Terör örgütlerine karşı verilen kahramanca mücadelelerde yaralanan Özel Harekat gazileri, 19 Eylül Gaziler Günü'nde bir araya geldi, yaşadıklarını anlattı:
Gazi Zafer Baydar: "2015'te Hakkari Şemdinli'de PKK'lıların zırhlı araca attığı roketle yaralandım. Kulağımda yüzde 90 duyma kaybı var, cihaz kullanıyorum. 15 Temmuz'da da Boğaziçi Köprüsü'nde başımdan vuruldum ve ikinci kez gazi oldum. Gazilik benim için bir şeref, onurdur. Böyle görevler olsa yine gidip canımı vermeye hazırım."
Gazi Gökhan Dugan: "Diyarbakır'da 1992'de teröristlerle girdiğim çatışmada kolumdan ve omzundan yaralandım. 1 yıl sonra kardeşim Hacı Osman Dugan'ı şehit verdim. Ecdadımız bu vatan için canını, kolunu, gözünü verdi. Bizler de onların torunları olarak bazı uzuvlarımızı vatanımıza feda ettik. Gaziler unutulursa maziler de unutulur."
Gazi Celalettin Yüksel: "Diyarbakır Silvan'da 1992'de bacağımdan vuruldum. Biz şehitlik mertebesine ulaşamadık ama Allah bize gaziliği nasip etti. Şu an 66 yaşındayım. Tekrar görev verseler seve seve giderim ama bu sefer şehitliği arzu ederim."
Gazi Salim Öğüt: "Şırnak'ta 2016'da PKK'lılarca döşenen bombanın patlaması sonucu elimden yaralandım. Gazilik çok gurur verici bir makam ama ben "niye şehit olamadım" diye üzülüyorum."
Gazi Ömer Kula: "Şırnak Cizre'de 2015'te terörle mücadele operasyonlarında iki bacağımı kaybettim. Gazilik ömür boyu taşınacak bir şeref madalyası. Bu vatan için canımı feda etmeye hazırım."
Gazi Ahmet Tombul: "1994'te Mardin Kızıltepe'de gazi oldum. Bu yaşımda bile her daim göreve hazırım."

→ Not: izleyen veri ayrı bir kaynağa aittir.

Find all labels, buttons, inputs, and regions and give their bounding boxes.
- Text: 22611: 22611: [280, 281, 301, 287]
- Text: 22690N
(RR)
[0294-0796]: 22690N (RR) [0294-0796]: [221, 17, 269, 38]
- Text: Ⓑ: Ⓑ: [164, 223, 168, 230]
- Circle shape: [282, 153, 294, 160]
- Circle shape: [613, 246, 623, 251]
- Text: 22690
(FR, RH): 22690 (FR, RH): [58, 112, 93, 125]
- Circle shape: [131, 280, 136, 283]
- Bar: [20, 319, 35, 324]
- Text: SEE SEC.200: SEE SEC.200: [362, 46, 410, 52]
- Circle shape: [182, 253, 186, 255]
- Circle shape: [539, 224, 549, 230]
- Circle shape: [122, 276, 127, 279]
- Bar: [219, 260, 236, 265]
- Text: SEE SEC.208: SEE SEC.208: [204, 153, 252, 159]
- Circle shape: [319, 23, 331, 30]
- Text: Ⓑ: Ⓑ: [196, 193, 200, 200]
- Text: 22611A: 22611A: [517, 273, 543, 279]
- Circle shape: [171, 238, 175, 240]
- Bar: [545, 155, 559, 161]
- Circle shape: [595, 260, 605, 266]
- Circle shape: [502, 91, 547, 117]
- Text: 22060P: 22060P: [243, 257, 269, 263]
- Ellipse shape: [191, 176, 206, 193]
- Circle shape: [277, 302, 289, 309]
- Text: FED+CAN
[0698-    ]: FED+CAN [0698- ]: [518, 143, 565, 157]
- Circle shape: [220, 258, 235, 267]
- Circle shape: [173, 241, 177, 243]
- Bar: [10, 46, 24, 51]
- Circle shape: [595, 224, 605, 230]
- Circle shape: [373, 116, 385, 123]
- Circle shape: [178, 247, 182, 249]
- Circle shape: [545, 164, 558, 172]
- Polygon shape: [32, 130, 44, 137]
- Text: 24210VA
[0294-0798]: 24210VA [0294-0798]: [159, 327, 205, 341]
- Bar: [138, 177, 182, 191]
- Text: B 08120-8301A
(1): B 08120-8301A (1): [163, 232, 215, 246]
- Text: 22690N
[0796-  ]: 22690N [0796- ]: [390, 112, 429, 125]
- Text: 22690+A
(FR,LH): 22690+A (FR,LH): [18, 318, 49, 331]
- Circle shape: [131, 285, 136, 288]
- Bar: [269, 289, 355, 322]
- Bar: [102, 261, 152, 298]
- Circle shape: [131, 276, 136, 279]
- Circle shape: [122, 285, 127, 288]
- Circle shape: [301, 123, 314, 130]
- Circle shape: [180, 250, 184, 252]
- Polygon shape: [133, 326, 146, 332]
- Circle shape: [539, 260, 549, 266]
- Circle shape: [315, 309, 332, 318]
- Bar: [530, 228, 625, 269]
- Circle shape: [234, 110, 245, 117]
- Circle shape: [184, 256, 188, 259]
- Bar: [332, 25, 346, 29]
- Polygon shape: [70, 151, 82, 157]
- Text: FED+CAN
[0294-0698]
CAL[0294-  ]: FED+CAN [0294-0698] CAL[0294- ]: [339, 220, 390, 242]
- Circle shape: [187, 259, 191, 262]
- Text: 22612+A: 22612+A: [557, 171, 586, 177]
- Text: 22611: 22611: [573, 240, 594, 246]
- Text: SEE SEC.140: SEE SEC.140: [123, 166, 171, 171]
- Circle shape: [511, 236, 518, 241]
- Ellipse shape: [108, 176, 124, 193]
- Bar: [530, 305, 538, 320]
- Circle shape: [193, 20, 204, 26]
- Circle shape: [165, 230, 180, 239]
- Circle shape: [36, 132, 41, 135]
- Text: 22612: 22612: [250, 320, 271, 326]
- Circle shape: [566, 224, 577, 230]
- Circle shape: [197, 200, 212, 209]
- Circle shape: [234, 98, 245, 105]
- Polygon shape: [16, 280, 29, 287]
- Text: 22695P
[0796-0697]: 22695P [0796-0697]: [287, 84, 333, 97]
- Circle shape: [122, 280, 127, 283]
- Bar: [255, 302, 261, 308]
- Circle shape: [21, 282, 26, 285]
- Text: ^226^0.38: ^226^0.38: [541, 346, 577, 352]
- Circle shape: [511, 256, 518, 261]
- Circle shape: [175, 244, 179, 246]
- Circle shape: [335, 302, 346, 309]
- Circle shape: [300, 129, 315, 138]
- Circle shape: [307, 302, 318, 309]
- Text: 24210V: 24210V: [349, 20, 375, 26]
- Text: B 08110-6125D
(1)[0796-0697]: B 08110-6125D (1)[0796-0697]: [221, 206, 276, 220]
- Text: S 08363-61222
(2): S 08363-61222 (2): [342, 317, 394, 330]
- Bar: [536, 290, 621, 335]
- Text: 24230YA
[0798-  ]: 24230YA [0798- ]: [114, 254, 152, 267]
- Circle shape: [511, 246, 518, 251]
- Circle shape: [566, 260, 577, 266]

Gazi Kaya Koç: "Diyarbakır Sur'da 2015'teki hendek operasyonlarında şehit oldum. Ben özel harekata girdiğimde 'Allah bana burada emekli olmayı nasip etsin' dedim. Allah bana daha fazlasını verdi. Özel harekatçı olarak emekli olup gazi oldum."
Gazi Ahmet Yılmaz: "2015'te Silopi'deki hendek operasyonlarında gazi oldum. Bu ülkede yaşananların ve geçmişin, unutulmaması gerekiyor."
Gazi Kaan Orkun Yanar: "Mardin Nusaybin'de 2016'daki çukur operasyonlarında gazi oldum. Devremi şehit verdik. Bizler vatan mücadelesinin canlı örnekleriyiz, bizi unutmayın yeter."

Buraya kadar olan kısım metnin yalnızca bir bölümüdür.